During the experiment, the fuel pellet undergoes temperatures and pressures many times greater than the center of our Sun. It is no exaggeration to say that NIF is the most complicated nuclear reaction chamber extant, nor is it any surprise that it took another decade after the facility was commissioned to achieve the results on December 05, 2022.  That is how much more difficult fusion reaction conditions are to achieve than fission reaction conditions.

Scientific Energy Breakeven

Not only has NIF demonstrated its ability to ignite a fusion reaction, the results achieved on December 05, 2022, demonstrated scientific energy breakeven. The amount of energy released by the fusion reaction was almost 50% greater than the amount of energy put into the reaction chamber to initiate it.

How much energy was put into the reaction? According to the press release, approximately 2.1 million joules were delivered in 20 nanoseconds. NIF measured approximately 3.15 million joules released by the reaction. With this result, NIF demonstrated the possibility of inertial fusion energy (IFE). But did NIF demonstrate viability for IFE?

An average home in the United States uses 11,000 kWh of power annually Averaged out over the course of a year, that implies approximately 0.35 joules / second.
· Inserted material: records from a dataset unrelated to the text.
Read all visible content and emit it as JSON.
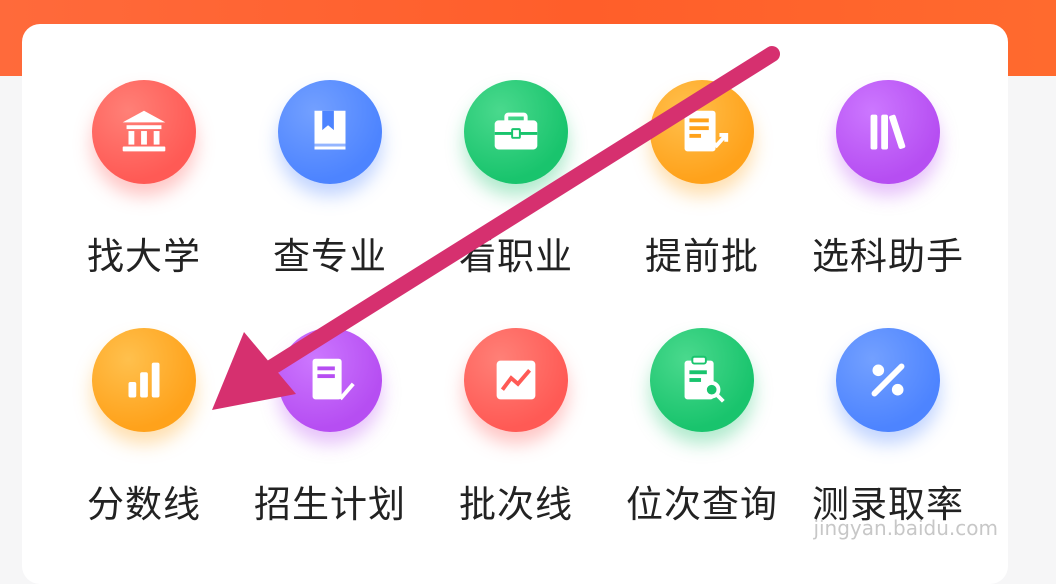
{
  "colors": {
    "header_orange": "#ff5e2a",
    "red": "#ff5a55",
    "blue": "#4d84ff",
    "green": "#19c46d",
    "orange": "#ffa21b",
    "purple": "#b64ef2",
    "annotation_arrow": "#d6306f"
  },
  "menu": {
    "row1": [
      {
        "label": "找大学",
        "icon": "university-icon"
      },
      {
        "label": "查专业",
        "icon": "book-icon"
      },
      {
        "label": "看职业",
        "icon": "briefcase-icon"
      },
      {
        "label": "提前批",
        "icon": "document-trend-icon"
      },
      {
        "label": "选科助手",
        "icon": "books-shelf-icon"
      }
    ],
    "row2": [
      {
        "label": "分数线",
        "icon": "bar-chart-icon"
      },
      {
        "label": "招生计划",
        "icon": "document-check-icon"
      },
      {
        "label": "批次线",
        "icon": "line-chart-icon"
      },
      {
        "label": "位次查询",
        "icon": "clipboard-search-icon"
      },
      {
        "label": "测录取率",
        "icon": "percent-icon"
      }
    ]
  },
  "watermark": "jingyan.baidu.com"
}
By a very rough calculation, the amount of power taken to initiate the fusion reaction was likely enough to power the city of Chicago for about 10 seconds. The entire city of Chicago,  for ten seconds…. to initiate one reaction.

View from the bottom of the National Ignition Facility target chamber shows the target positioner being inserted. Pulses from NIF’s high-powered lasers race toward the Target Bay at the speed of light. They arrive at the center of the target chamber within a few trillionths of a second of each other, aligned to the accuracy of the diameter of a human hair. Image credit: Lawrence Livermore National Security – CC BY-SA 3.0

That said, NIF demonstrated scientific energy breakeven – in other words, what is reported is only the energy delivered to the reaction chamber. In reality, NIF requires pumps, cryogens, laser amplifiers, air conditioning, server rooms, etc., with all the associated inefficiencies compounded. The facility itself also took almost a decade to build and another decade to get to this fusion reaction result.
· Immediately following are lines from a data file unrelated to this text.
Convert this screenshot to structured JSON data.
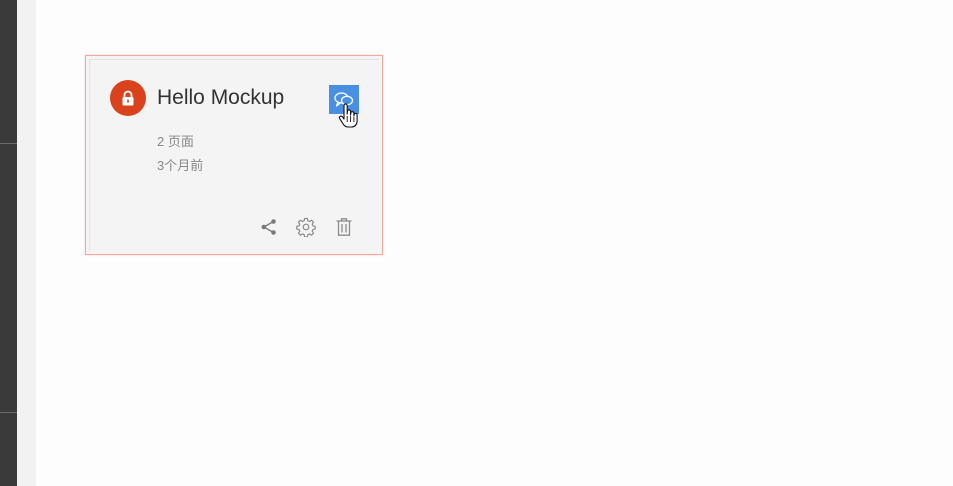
{
  "card": {
    "title": "Hello Mockup",
    "pages": "2 页面",
    "updated": "3个月前",
    "icons": {
      "status": "lock-icon",
      "comment": "comment-icon",
      "share": "share-icon",
      "settings": "gear-icon",
      "delete": "trash-icon"
    }
  },
  "colors": {
    "lock_badge": "#d9421c",
    "comment_button": "#4a90e2",
    "card_border": "#f3a79b",
    "card_background": "#f4f4f4",
    "left_rail": "#3a3a3a"
  }
}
What NIF demonstrated is a technical achievement. But it is no achievement in the field of energy production.

NIF and the Future

The reaction chamber at NIF is not ready for mass production.  We will not have fusion reaction chambers in towns across the United States soon.  In fact, I predict never. Why do I pass such harsh judgment on fusion reactors? It is the inconvenient truth of the net energy ratio.
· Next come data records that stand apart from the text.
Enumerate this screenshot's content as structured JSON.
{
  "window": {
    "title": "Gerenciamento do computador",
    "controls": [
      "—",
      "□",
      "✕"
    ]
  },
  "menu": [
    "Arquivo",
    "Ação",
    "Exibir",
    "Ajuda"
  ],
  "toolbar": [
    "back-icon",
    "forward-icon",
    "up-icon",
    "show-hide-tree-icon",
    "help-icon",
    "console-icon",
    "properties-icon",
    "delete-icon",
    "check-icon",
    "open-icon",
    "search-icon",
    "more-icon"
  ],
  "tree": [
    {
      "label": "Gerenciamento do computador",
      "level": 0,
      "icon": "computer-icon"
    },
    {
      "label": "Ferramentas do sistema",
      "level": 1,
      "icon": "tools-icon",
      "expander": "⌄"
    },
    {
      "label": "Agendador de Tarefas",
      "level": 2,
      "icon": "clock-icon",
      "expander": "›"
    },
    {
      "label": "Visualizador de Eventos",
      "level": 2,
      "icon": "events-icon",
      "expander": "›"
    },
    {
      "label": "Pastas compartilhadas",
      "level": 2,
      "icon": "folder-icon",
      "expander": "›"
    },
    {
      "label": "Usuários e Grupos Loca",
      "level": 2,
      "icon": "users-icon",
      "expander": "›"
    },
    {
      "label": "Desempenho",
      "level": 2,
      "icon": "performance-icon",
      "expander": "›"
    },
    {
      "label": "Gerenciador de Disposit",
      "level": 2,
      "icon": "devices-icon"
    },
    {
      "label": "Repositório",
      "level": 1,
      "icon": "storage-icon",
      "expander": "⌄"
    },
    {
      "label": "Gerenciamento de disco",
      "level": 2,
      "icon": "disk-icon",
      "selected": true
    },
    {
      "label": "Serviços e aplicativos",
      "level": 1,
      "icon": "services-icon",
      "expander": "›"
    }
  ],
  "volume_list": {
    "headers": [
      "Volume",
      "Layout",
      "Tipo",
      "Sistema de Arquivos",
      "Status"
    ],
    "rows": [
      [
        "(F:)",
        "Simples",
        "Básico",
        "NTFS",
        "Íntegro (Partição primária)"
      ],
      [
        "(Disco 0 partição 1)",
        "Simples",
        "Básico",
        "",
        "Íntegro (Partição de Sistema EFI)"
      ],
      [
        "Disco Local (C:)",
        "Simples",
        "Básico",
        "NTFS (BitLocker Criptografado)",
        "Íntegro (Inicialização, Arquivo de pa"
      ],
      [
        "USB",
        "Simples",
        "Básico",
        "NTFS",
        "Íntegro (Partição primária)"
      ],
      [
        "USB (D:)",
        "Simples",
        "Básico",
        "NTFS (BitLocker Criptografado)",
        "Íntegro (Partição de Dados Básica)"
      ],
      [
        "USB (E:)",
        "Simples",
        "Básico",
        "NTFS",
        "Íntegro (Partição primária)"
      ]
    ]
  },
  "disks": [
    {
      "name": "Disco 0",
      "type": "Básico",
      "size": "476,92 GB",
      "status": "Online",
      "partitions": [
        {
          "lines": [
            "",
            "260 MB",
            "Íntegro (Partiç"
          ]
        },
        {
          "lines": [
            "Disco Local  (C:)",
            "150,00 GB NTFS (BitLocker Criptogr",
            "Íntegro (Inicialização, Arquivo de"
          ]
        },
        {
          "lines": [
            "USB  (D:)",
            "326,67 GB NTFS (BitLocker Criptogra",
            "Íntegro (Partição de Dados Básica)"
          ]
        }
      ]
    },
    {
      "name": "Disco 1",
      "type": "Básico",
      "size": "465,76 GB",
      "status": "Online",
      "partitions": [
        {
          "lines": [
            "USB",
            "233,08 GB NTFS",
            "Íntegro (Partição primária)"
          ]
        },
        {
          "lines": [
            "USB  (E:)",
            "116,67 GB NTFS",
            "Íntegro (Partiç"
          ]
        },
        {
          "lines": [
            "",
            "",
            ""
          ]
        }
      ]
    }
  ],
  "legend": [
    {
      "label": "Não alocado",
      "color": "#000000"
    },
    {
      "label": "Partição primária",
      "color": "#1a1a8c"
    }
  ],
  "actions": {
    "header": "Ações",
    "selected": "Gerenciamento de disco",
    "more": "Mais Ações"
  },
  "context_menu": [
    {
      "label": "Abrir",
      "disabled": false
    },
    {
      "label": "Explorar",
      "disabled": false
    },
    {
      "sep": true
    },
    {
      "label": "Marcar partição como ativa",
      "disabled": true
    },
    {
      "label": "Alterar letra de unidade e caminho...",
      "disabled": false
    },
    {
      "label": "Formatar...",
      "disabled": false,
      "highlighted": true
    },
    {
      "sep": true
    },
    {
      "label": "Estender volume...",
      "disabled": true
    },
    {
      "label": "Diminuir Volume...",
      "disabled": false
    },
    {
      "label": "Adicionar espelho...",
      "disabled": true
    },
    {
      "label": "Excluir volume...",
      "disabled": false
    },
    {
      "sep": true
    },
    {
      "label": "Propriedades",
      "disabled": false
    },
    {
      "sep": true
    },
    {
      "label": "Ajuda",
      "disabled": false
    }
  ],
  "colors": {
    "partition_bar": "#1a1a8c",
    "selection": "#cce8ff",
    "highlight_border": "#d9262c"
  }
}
Net Energy Ratio (NER) is the ratio of the amount of usable energy acquired from an energy source to the amount of energy expended to obtain the energy source. NIF has harvested approximately 1.1 million joules from 20 years of operation and experimentation. To be clear – reversing my rough calculations from before – 1.1 million joules should power the city of Chicago for about 5 seconds, which is impressive.

The trouble is that building fusion reactions will require current sources of power, which means petroleum.  And despite what any politician or talking head has said to the contrary, oil is a finite resource that is running out The only reason humanity has continued to “find” new sources of petroleum is that its cost has risen sufficiently to make progressively ridiculous methods of extracting it economically viable. This will not continue.

A prediction in a commentary on NIF’s results was that it would take another 70 years before fusion reactors were cheap enough to be commercially viable sources of energy.  Sisters and brothers, we do not have that time. We must act now to conserve enough energy to convert back to how humanity existed 300 years ago.

NIF reported an exceptional experimental result. Now let us get our heads out of the Religion of Science long enough to face the practical reality that – regardless of our wishes – it will not save us.